Um exemplo de narração baseada em refinamentos verbais, quase inabituais na atual literatura brasileira. “Acabava o dia. Um fogo vermelho repousava sobre os telhados, agora negros, dos sobrados voltados para o ocidente. Pássaros dependurados lançavam-se no espaço, deixavam-se ficar e, depois, mergulhavam na baía. Os matizes das casas, as águas do mar, tudo perdia cor, irmanando-se na sombra. Tanto no território urbano quanto na baía, a visão se assemelhava. Acontecia na Cidade da Bahia de Todos os Santos, terra onde se misturavam raízes e credos, linhas a desenhar, no século XIX, uma confusa colcha de antagonismo.” Sim: o foco central da história montada pelo romancista são os antagonismos que se embatem na sociedade brasileira, aliás o principal deles segundo o sociólogo Gilberto Freyre, entre a senzala e a casa-grande, entre brancos e pretos, entre os senhores e os escravos.

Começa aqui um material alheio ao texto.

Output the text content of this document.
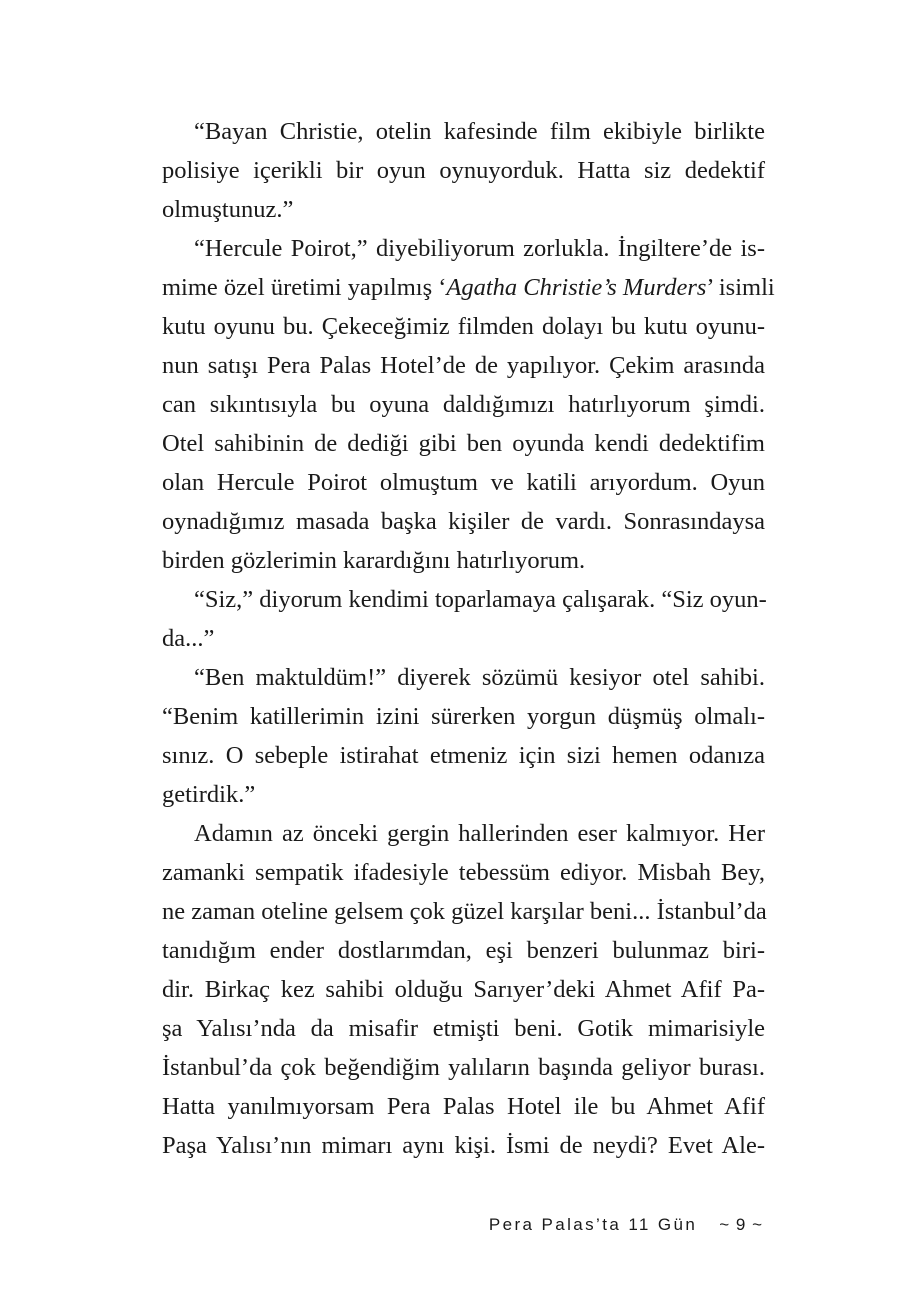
“Bayan Christie, otelin kafesinde film ekibiyle birlikte
polisiye içerikli bir oyun oynuyorduk. Hatta siz dedektif
olmuştunuz.”
“Hercule Poirot,” diyebiliyorum zorlukla. İngiltere’de is-
mime özel üretimi yapılmış ‘Agatha Christie’s Murders’ isimli
kutu oyunu bu. Çekeceğimiz filmden dolayı bu kutu oyunu-
nun satışı Pera Palas Hotel’de de yapılıyor. Çekim arasında
can sıkıntısıyla bu oyuna daldığımızı hatırlıyorum şimdi.
Otel sahibinin de dediği gibi ben oyunda kendi dedektifim
olan Hercule Poirot olmuştum ve katili arıyordum. Oyun
oynadığımız masada başka kişiler de vardı. Sonrasındaysa
birden gözlerimin karardığını hatırlıyorum.
“Siz,” diyorum kendimi toparlamaya çalışarak. “Siz oyun-
da...”
“Ben maktuldüm!” diyerek sözümü kesiyor otel sahibi.
“Benim katillerimin izini sürerken yorgun düşmüş olmalı-
sınız. O sebeple istirahat etmeniz için sizi hemen odanıza
getirdik.”
Adamın az önceki gergin hallerinden eser kalmıyor. Her
zamanki sempatik ifadesiyle tebessüm ediyor. Misbah Bey,
ne zaman oteline gelsem çok güzel karşılar beni... İstanbul’da
tanıdığım ender dostlarımdan, eşi benzeri bulunmaz biri-
dir. Birkaç kez sahibi olduğu Sarıyer’deki Ahmet Afif Pa-
şa Yalısı’nda da misafir etmişti beni. Gotik mimarisiyle
İstanbul’da çok beğendiğim yalıların başında geliyor burası.
Hatta yanılmıyorsam Pera Palas Hotel ile bu Ahmet Afif
Paşa Yalısı’nın mimarı aynı kişi. İsmi de neydi? Evet Ale-
Pera Palas’ta 11 Gün ~ 9 ~
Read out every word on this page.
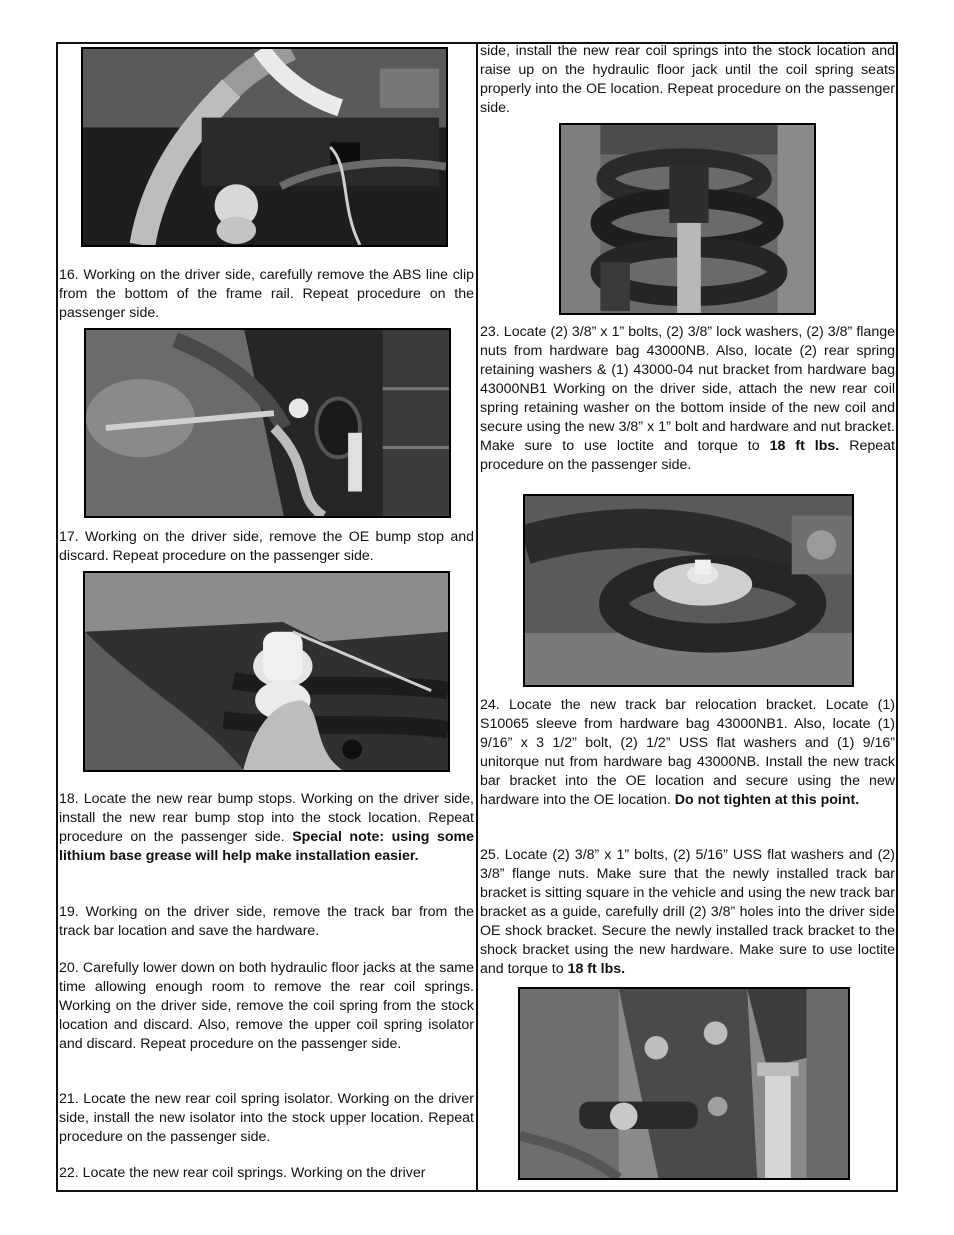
16. Working on the driver side, carefully remove the ABS line clip from the bottom of the frame rail. Repeat procedure on the passenger side.

17. Working on the driver side, remove the OE bump stop and discard. Repeat procedure on the passenger side.

18. Locate the new rear bump stops. Working on the driver side, install the new rear bump stop into the stock location. Repeat procedure on the passenger side. Special note: using some lithium base grease will help make installation easier.

19. Working on the driver side, remove the track bar from the track bar location and save the hardware.

20. Carefully lower down on both hydraulic floor jacks at the same time allowing enough room to remove the rear coil springs. Working on the driver side, remove the coil spring from the stock location and discard. Also, remove the upper coil spring isolator and discard. Repeat procedure on the passenger side.

21. Locate the new rear coil spring isolator. Working on the driver side, install the new isolator into the stock upper location. Repeat procedure on the passenger side.

22. Locate the new rear coil springs. Working on the driver

side, install the new rear coil springs into the stock location and raise up on the hydraulic floor jack until the coil spring seats properly into the OE location. Repeat procedure on the passenger side.

23. Locate (2) 3/8” x 1” bolts, (2) 3/8” lock washers, (2) 3/8” flange nuts from hardware bag 43000NB. Also, locate (2) rear spring retaining washers & (1) 43000-04 nut bracket from hardware bag 43000NB1 Working on the driver side, attach the new rear coil spring retaining washer on the bottom inside of the new coil and secure using the new 3/8” x 1” bolt and hardware and nut bracket. Make sure to use loctite and torque to 18 ft lbs. Repeat procedure on the passenger side.

24. Locate the new track bar relocation bracket. Locate (1) S10065 sleeve from hardware bag 43000NB1. Also, locate (1) 9/16” x 3 1/2” bolt, (2) 1/2” USS flat washers and (1) 9/16” unitorque nut from hardware bag 43000NB. Install the new track bar bracket into the OE location and secure using the new hardware into the OE location. Do not tighten at this point.

25. Locate (2) 3/8” x 1” bolts, (2) 5/16” USS flat washers and (2) 3/8” flange nuts. Make sure that the newly installed track bar bracket is sitting square in the vehicle and using the new track bar bracket as a guide, carefully drill (2) 3/8” holes into the driver side OE shock bracket. Secure the newly installed track bracket to the shock bracket using the new hardware. Make sure to use loctite and torque to 18 ft lbs.
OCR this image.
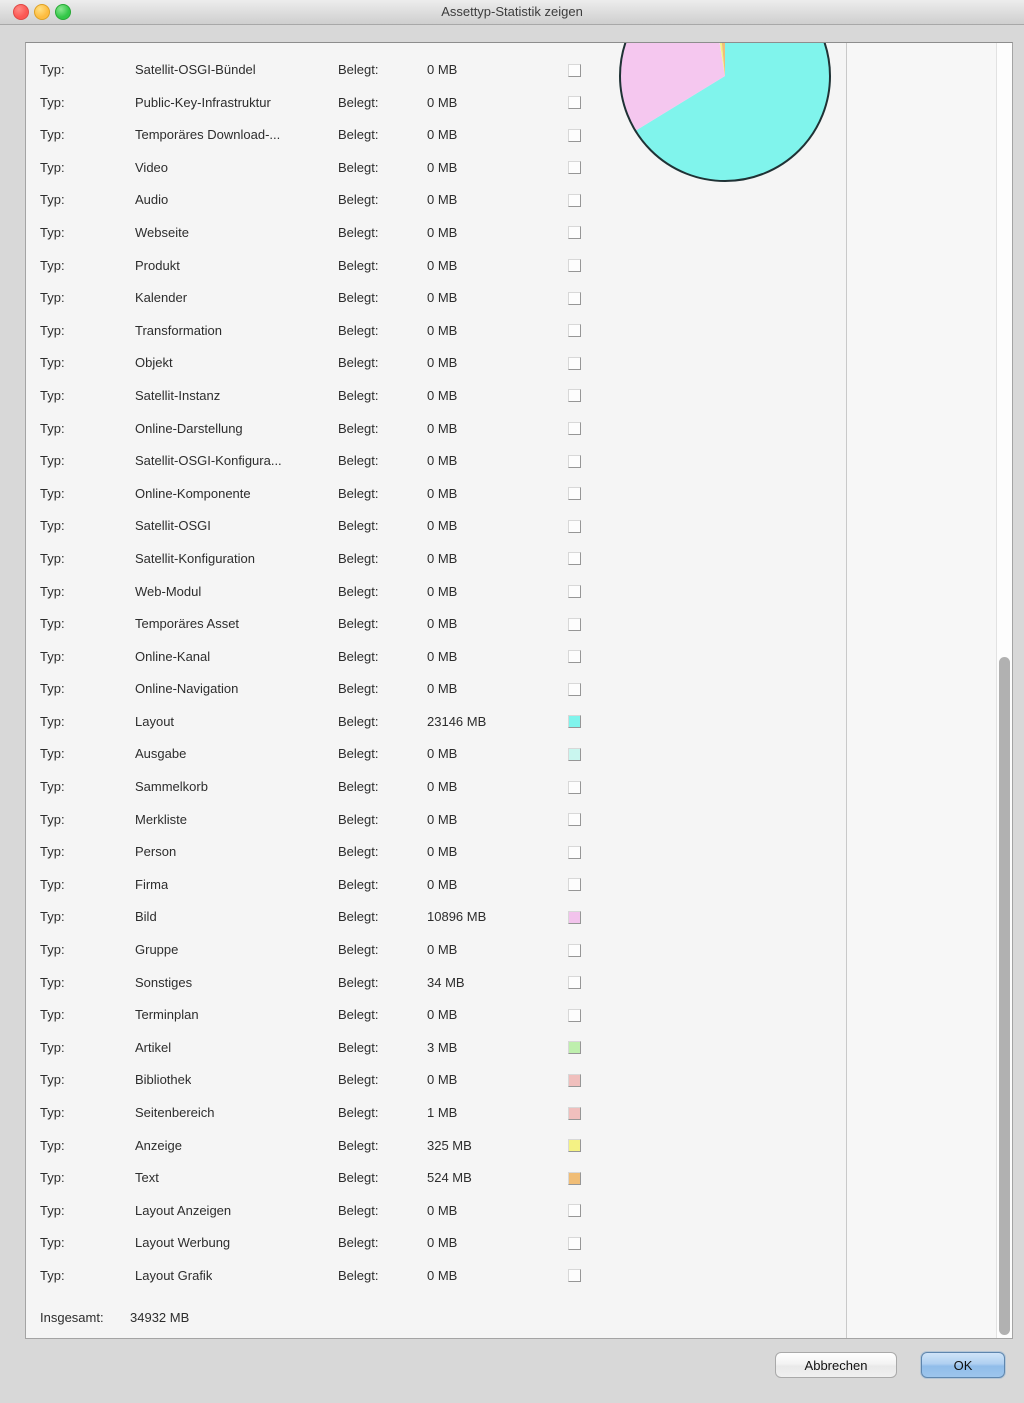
Assettyp-Statistik zeigen
Typ:	Satellit-OSGI-Bündel	Belegt:	0 MB
Typ:	Public-Key-Infrastruktur	Belegt:	0 MB
Typ:	Temporäres Download-...	Belegt:	0 MB
Typ:	Video	Belegt:	0 MB
Typ:	Audio	Belegt:	0 MB
Typ:	Webseite	Belegt:	0 MB
Typ:	Produkt	Belegt:	0 MB
Typ:	Kalender	Belegt:	0 MB
Typ:	Transformation	Belegt:	0 MB
Typ:	Objekt	Belegt:	0 MB
Typ:	Satellit-Instanz	Belegt:	0 MB
Typ:	Online-Darstellung	Belegt:	0 MB
Typ:	Satellit-OSGI-Konfigura...	Belegt:	0 MB
Typ:	Online-Komponente	Belegt:	0 MB
Typ:	Satellit-OSGI	Belegt:	0 MB
Typ:	Satellit-Konfiguration	Belegt:	0 MB
Typ:	Web-Modul	Belegt:	0 MB
Typ:	Temporäres Asset	Belegt:	0 MB
Typ:	Online-Kanal	Belegt:	0 MB
Typ:	Online-Navigation	Belegt:	0 MB
Typ:	Layout	Belegt:	23146 MB
Typ:	Ausgabe	Belegt:	0 MB
Typ:	Sammelkorb	Belegt:	0 MB
Typ:	Merkliste	Belegt:	0 MB
Typ:	Person	Belegt:	0 MB
Typ:	Firma	Belegt:	0 MB
Typ:	Bild	Belegt:	10896 MB
Typ:	Gruppe	Belegt:	0 MB
Typ:	Sonstiges	Belegt:	34 MB
Typ:	Terminplan	Belegt:	0 MB
Typ:	Artikel	Belegt:	3 MB
Typ:	Bibliothek	Belegt:	0 MB
Typ:	Seitenbereich	Belegt:	1 MB
Typ:	Anzeige	Belegt:	325 MB
Typ:	Text	Belegt:	524 MB
Typ:	Layout Anzeigen	Belegt:	0 MB
Typ:	Layout Werbung	Belegt:	0 MB
Typ:	Layout Grafik	Belegt:	0 MB
Insgesamt: 34932 MB
Abbrechen	OK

Moura vai à Bahia da primeira metade do século XIX e visita os seres que então habitavam a terra. Estas criaturas têm a sua própria linguagem, que não é a do narrador; o autor sabe resgatar estas falas sem descontinuar o ritmo narrativo, o que certamente exigiu estudo, treino e amadurecimento do processo ficcional. Veja o leitor:

“—Tô cansado! O sermão faz pensar... Feliz d’ocê. Não vive na senzala! Desapareço na madrugada. Carcos calcanhar no sertão. Levo moringa e mais nada. Tenho compadres, cê sabe. Me viro. Numa semana, corro pro quilombro."

O coração histórico de Dois levados numa jangada debruça-se na relação dum casal que traz em si a marca destes antagonismos brasileiros. O branco Joshua e a negra Tereza se juntam para provocar na trajetória das páginas do livro. “Não que tipos estranhos fossem raros na Cidade da Bahia.” Com constante exasperação e tensão linguísticas, o romance pinta em contraponto a revolta dos malês na Bahia de 1835 e este contraponto histórico incendeia as relações nascentes entre o inglês Joshua e a brasileira negra Tereza. Depois de ter situado sua ficção inicial no Rio Grande do Norte (A última aldeia), Moura desce rumo de Salvador à procura de certas origens nacionais que, como anota o narrador lá pelo fim, explicam os “ainda miseráveis, órfãos de pai e mãe, vitimados pelo preconceito e pela indiferença da sociedade”. Na imagem final do livro, podemos observar o olhar da personagem de Tereza para nosso presente, o presente em que está o leitor (“Tereza desconhecia o futuro”), e nos confundimos com este olhar de personagem que um pouco nos espia, e, acoplados ao olhar de Tereza, o leitor parece sentir o balanço da jangada em que águas afora dois são levados. “À medida que pensava, a jangada adiantava-se, vencendo ondas e distâncias, chegando enfim perto do brigue.” O porto deste romance de Corisco Moura, porto figurado na travessia da jangada que fecha a narrativa, é o presente em que estamos os que vamos a ler: os antagonismos ainda não tiveram solução, estas oposições (antropológicas?) estão quase no ponto de partida. Por isso nosso olhar se permuta com o Tereza.

 

(Eron Duarte Fagundes – eron@dvdmagazine.com.br)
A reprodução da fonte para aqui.